Over the course of the 2023 crypto ascent out of the bear markets, ETH price has lagged BTC and other Layer 1s in a big way. The fundamentals, however, are as strong as they have ever been. Bitcoin and alternative Layers 1’s like SOL were the narrative drivers of 2023, but we are seeing the first signs of a huge shift towards Ethereum and ETH Layer 2’s. My expectation is that this new fundamentals-driven narrative will ignite ETH and a handful of other ETH proxies into moon missions, and now is the time to start loading your bags.
Why the ETH Narrative?
Ethereum is the top layer 1 smart contract platform by virtually every metric … market cap (MC), total value locked (TVL), fees generated, stablecoins, protocols and devs, etc.
In addition to the ETH domination in almost all metrics, it is much like a beach ball being held under water … at some point fundamentals will win and the beach ball will come rocketing out of the water on a moon mission. The following catalysts and fundamental value drivers, though largely underappreciated by the markets to date, will be powerful drivers of the the coming price appreciation of ETH and ETH L2s:
- ETH spot ETF applications (deadlines in May 2024)
- Deflationary burn mechanism which since inception in late 2022 has reduced the supply of ETH by 0.21% despite being in a brutal bear market. This burn mechanism scales with gas fees, and will be extremely deflationary in the bull market. At 100 Gwei, Ethereum would burn 10,000 ETH per day!
- ETH price has lagged Bitcoin and L1’s over the last 18 months and is primed both to regain lost ground while accelerating based on fundamentals and narrative. As Ricky Bobby would say “Slingshot engaged!”
- L2’s are proving to be excellent scaling solutions, and protocols like Arbitrum, Optimism, Polygon, Base and others are attracting growing numbers of users and TVL.
- Layer 2’s are simply bulk buyers of ETH blockspace and benefit the ecosystem as a whole.
- Layer 2’s settle natively to ETH and have a much more secure connection that your typical cross chain bridge.
- ETH has effectively been declared a commodity, and is unlikely to face any regulatory attacks from the SEC.
- EIP-4844 will be absolutely huge for ETH layer 2’s. Named “Proto-Danksharding”, it allows for portions of the data settlement from L2s to ETH to be allocated to a separate “temporary” data layer, the result of which is significantly higher throughput AND lower transaction fees.
- Wallet abstraction is not yet fully priced in. It allows for true mass adoption by abstracting away the complexities of interacting with the blockchain. Many protocols are currently building wallets that will yield a user experience more akin to a Web2 application, reducing the friction for new participants and attracting far more users.
Altcoin #1: Polygon ($MATIC)
Polygon 2.0 is a massive innovation in Layer 2 scaling. Essentially, it is a new system of Validium zkRollups that all function on a common interoperability layer that settles to Ethereum.

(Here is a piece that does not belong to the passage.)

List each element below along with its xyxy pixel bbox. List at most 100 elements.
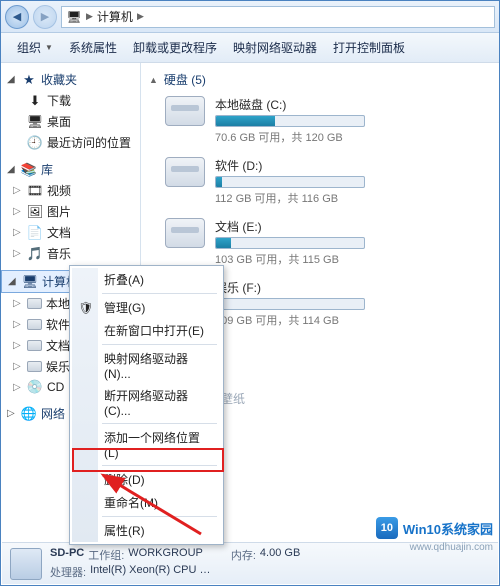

Without getting too technical, it is a system of ZK rollups (basically Layer 3’s) that all settle to an intermediate ZK rollup called the interop layer (a Layer 2), which then batches all the transactions and settles them to Ethereum. The result is you can have an “infinite” number of chains built with the Polygon CDK, all acting with their own custom parameters, and all connecting back to the same interop layer, sharing liquidity pools, on the same network settings, and settling natively to ETH. Even the existing PoS Polygon we all know and use will be connected to the interop layer.
The beauty of this system is that adding new chains is easy and permissionless, and only requires the prospective chain to incentivize validators with POL tokens (and even USDC or ETH). The same validators can simultaneously validate as many chains as they wish.
The migration from $MATIC to $POL as part of the Polygon 2.0 upgrade is scheduled for the first half of 2024, and is already in testnet. Big name chains and projects like OKX, Astar, Immutable and many more have committed to building with Polygon 2.0 CDK. Given that all token unlocks are complete, and inflation is only 2%, look for the price to really take off when POL 2.0 ramps up in the second half of this year.
I have been adding to my bags over the past few weeks, and will continue to add on dips with the goal of a long term bull run hold. Expectations are a low risk 15–20X this cycle.
Altcoin #2: Arbitrum ($ARB)
Arbitrum is a strong competitor to MATIC, outperforming MATIC on most metrics as an L2. The one caveat for Arbitrum is its poor tokenomics and value accrual. That said, the fundamentals and huge adoption of $ARB way outweigh the shortcomings resulting from the sub-par tokenomics, which in any event are likely to be addressed in the coming 18–24 months.
Arbitrum is arguably the largest chain after ETH and BSC, even beating SOL on multiple metrics. It has the lowest Market Cap to TVL ratio at 1.03. As a comparative exercise, $ARB currently has a MC of $2.7B versus $3.3B for Optimism. Optimism has a third of the stables and TVL, and 1/10th the daily volume.
Arbitrum outperforms any other Layer 2 on ETH by a long shot. Where it falls short vs Polygon is the inflation and token unlocks, as well as the token value accrual. $ARB also has a solid SDK with their Optimistic rollup tech stack, but it is technically inferior to the zkRollups of Polygon, with longer settlements, less throughput and lack of global liquidity.
As a Layer 2, it is THE most undervalued based on the above metrics, but comes in a close second to Polygon as a result of the inflation and tokenomics shortcomings.
I am building a bag as I write, with the goal of building a long term hodl bag for this bull run. My expectations are for a lower risk 10–15X this bull run, and in the event they improve tokenomics, it could push as high as a 20X from today’s prices.
Honourable Mention: Immutable X ($IMX)
Immutable is a Gamefi juggernaut with huge potential. It is difficult to compare to ARB and MATIC, as it is a starkware Zk-rollup with a unique set of technical differences. It has also had a fair sized runup when compared to ARB and MATIC, but has lots of room to run with loads of catalysts on the horizon.
$IMX is transitioning to the Polygon 2.0 CDK this year, and will likely perform very well as it gains the benefits of global liquidity and native interoperability with the existing Polygon PoS. Target here is a 15–20X.
Conclusion
ETH has finally awoken from its slumber, marking a clear reversal against BTC on its march to my bull run targets of 25% ETH dominance and 0.1–0.12 BTC per ETH, effectively a doubling of ETH versus BTC.
Ethereum FUD peaked roughly three weeks ago in frenzy of crypto twitter screeching of ‘ETH is dead”. That cacophony marked the perfect buying opportunity, and while we should never expect to buy those pico-bottoms, we are now at an excellent point in the bull run where ETH is starting a macro trend reversal and will very likely provide outsized low risk returns. For those of you who are more crypto degen like myself, the ETH layer 2’s offer amplified returns as proxies on the ETH ecosystem. Pack those bags and enjoy the ride.